А потом появилась Катя.
С Катей мы познакомились, как сейчас модно говорить, офлайн. В библиотеке. Да, я до сих пор иногда хожу в нашу районную библиотеку – мне нравится запах старых книг, скрип паркета, тишина, нарушаемая только перелистыванием страниц. Я искал что-то по истории мостостроения (мое давнее, никому не нужное хобби), а она сидела за соседним столом, вся такая… яркая. Ей было сорок два, но выглядела она моложе. Не из-за косметики или одежды, нет. В ней была какая-то внутренняя пружина, энергия. Волосы тёмные, с проседью, но не прятала её, а наоборот, будто гордилась – серебряные нитки на чёрном. У неё были очень живые глаза. Зеленовато-карие, с золотистыми вкраплениями.

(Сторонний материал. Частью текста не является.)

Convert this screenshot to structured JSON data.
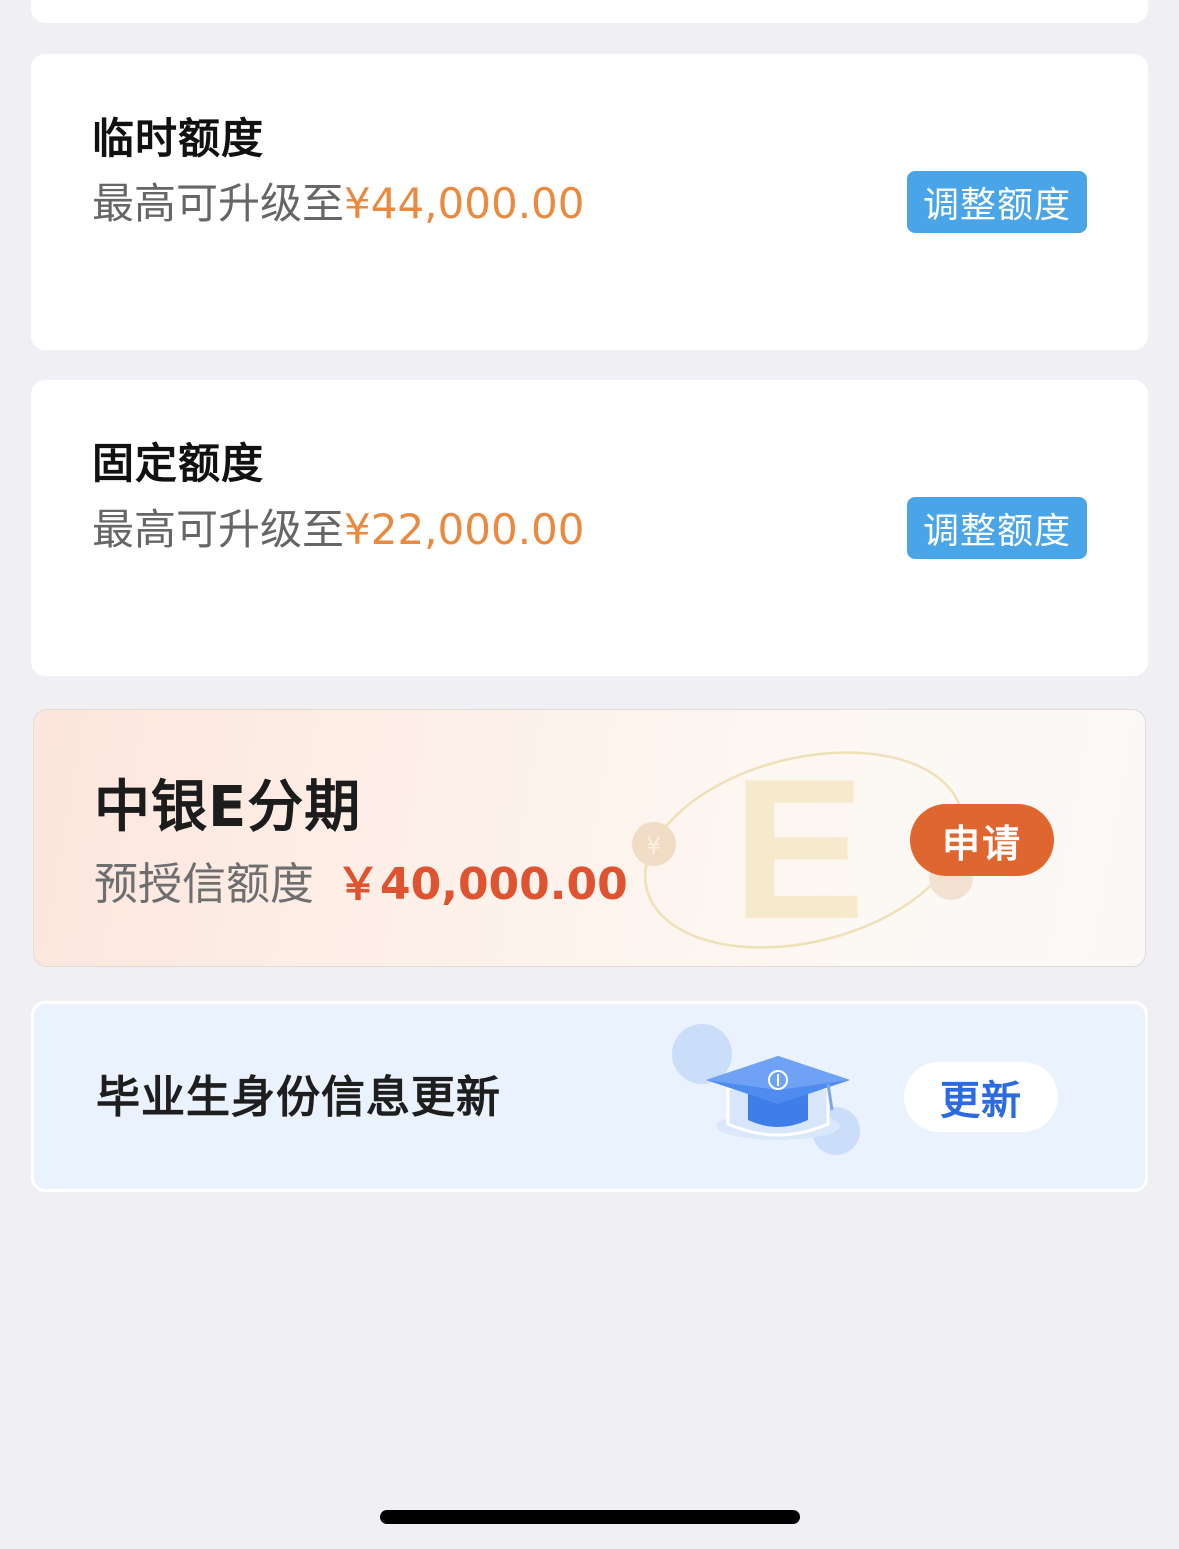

Она что-то конспектировала в толстый блокнот, потом вдруг вздохнула с таким драматическим надрывом, что я невольно обернулся.
«Извините, – сказала она, поймав мой взгляд и улыбнуться. Улыбка у неё была немного усталая, но тёплая. – Просто этот автор… он либо гений, либо безумец. И я уже три часа не могу решить кто».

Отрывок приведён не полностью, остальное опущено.